Medical Treatment of Psoriasis
No cure for psoriasis exists, but a number of good treatment options are available to control it. Since this disease is incurable, psoriasis control must be considered for the long term. Treatment options depend on the extent and severity as well as the emotional response to the disease. They include topical agents (drugs applied to the skin), phototherapy (controlled exposure to ultraviolet light), and systemic agents (orally or percutaneously administered agents). All of these treatments may be used alone or in combination with one another. Psoriasis in children younger than age 15 is rare; therefore, the following discussion is confined to adult options.
Topical agents: Medications applied directly to the psoriatic skin lesions are the safest approaches to treatment but are only practical if treating localized disease. The main topical treatments are corticosteroids (in vehicles such as foams, creams, gels, liquids, sprays, or ointments), vitamin D-3 derivatives, coal tar extracts, anthralin, or retinoids (vitamin A analogs). There isn't one topical drug that is best for all people with psoriasis. Because each drug has adverse effects or becomes less effective over time, it is common to rotate them. Sometimes topical preparations are combined together. For example, keratolytics (substances used to break down scales or excess skin cells) are often added to these preparations to enhance their penetration into the skin. Some preparations should never be mixed together because they interfere with each other. For example, salicylic acid inactivates calcipotriene cream or ointment (a form of vitamin D-3). On the other hand, drugs such as anthralin (tree bark extract) may require the addition of salicylic acid to work effectively.
Phototherapy (light therapy): Ultraviolet (UVL) light, a portion of the solar spectrum with wavelengths between 290-400 nm, can have beneficial effects on psoriatic skin presumably by altering certain immune functions. Disease that is considered too extensive to be treated by topical approaches, that is usually greater than 5%-10% of the total body surface area, is an appropriate indication for this sort of treatment. Resistance to conventional topical treatment is another indication for light therapy. Although normal sunlight contains these wavelengths, self-exposure to sunlight must be done in under controlled conditions to minimize burns. In a physician's office, proper facilities are required to administer the two main forms of light therapy. Medical light sources use special wavelengths of light and timers to assure the correct dosage of light. Sunlamps and tanning booths are not acceptable substitutes for medical light sources. Ultraviolet light from any source is known to produce skin cancer, but this side effect is minimized when the light is appropriately administered in a physician's office.
- UV-B: Ultraviolet B (UV-B) light is used to treat psoriasis. UV-B is light with wavelengths of 290-320 nanometers (nm), shorter than the range of visible light. (Visible light ranges from 400-700 nm.) UV-B therapy may usually be combined with one or more topical treatments. UV-B phototherapy is effective for treating moderate-to-severe plaque psoriasis. The major drawbacks of this therapy are the time commitment required for treatments and the accessibility of UV-B equipment. With long-term use, there is a risk of skin cancer, just as there is from natural sunlight.
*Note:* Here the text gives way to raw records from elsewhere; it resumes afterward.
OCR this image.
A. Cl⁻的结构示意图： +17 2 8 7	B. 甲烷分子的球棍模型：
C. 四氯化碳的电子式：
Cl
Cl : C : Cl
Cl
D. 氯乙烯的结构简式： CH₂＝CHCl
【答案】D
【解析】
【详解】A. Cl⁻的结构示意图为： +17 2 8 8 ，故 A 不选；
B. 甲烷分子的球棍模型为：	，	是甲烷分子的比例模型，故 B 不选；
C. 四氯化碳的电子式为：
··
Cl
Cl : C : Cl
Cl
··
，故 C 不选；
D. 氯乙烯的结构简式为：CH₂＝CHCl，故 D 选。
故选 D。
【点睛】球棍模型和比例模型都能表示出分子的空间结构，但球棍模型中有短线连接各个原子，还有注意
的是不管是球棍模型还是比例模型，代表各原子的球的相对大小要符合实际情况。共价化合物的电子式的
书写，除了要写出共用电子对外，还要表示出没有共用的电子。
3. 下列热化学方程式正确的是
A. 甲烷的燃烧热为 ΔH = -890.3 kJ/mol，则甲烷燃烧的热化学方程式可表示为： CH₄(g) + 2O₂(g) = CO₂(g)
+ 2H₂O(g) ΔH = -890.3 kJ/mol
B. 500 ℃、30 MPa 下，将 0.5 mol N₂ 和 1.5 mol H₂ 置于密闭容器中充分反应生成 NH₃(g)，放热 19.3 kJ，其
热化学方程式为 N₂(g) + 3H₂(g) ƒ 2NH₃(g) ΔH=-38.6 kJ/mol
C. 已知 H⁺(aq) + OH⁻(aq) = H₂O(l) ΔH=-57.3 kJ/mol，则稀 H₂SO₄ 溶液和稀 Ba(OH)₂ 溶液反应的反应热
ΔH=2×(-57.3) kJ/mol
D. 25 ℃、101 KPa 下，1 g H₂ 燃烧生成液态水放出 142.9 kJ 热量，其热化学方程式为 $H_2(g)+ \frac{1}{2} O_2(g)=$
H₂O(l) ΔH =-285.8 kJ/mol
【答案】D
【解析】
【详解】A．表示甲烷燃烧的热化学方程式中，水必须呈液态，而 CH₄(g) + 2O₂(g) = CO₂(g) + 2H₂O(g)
- The Goeckerman regimen uses coal tar followed by UV-B exposure and has been shown to give improvement in more than 80% of patients. The odor of coal tar limits its popularity. The treatments involve twice-a-day light exposure plus daily application of the tar preparation for two to four weeks. This is no small commitment and either requires hospitalization or using a psoriasis day-care treatment center.
- In the Ingram method, the drug anthralin is applied to the skin after a tar bath and UV-B treatment.
- UV-B therapy is usually combined with the topical application of corticosteroids, calcipotriene (Dovonex), tazarotene (Tazorac), or creams or ointments that soothe and soften the skin.
- Narrow-band UVB light sources produce wavelengths of ultraviolet light about 313 nm, which seem to be particularly effective for controlling psoriatic plaques while minimizing side effects. It rivals PUVA in its efficacy.
- PUVA: PUVA is the therapy that combines a psoralen drug with ultraviolet A (UV-A) light therapy. Psoralen drugs make the skin more sensitive to long-wave UVA (320-400 nm). Methoxsalen (Oxsoralen) is a psoralen that is taken by mouth before UV-A light therapy. More than 85% of patients report relief of disease symptoms with 20-30 treatments. Therapy is usually given two to three times per week on an outpatient basis, with maintenance treatments every two to four weeks until remission. Adverse effects of PUVA therapy include nausea, itching, and burning. Long-term complications include increased risks of sensitivity to the sun, sunburn, skin cancer, and cataracts. Protective glasses must be worn during and after treatment to prevent cataracts. PUVA therapy is not used for children younger than 12 years of age.
Systemic agents (drugs taken within the body): These drugs are started only after both topical treatment and phototherapy have been carefully considered. Certain systemic agents are also very effective in controlling psoriatic arthritis. People whose disease is disabling because of physical, psychological, social, or economic reasons may also be considered for systemic treatment.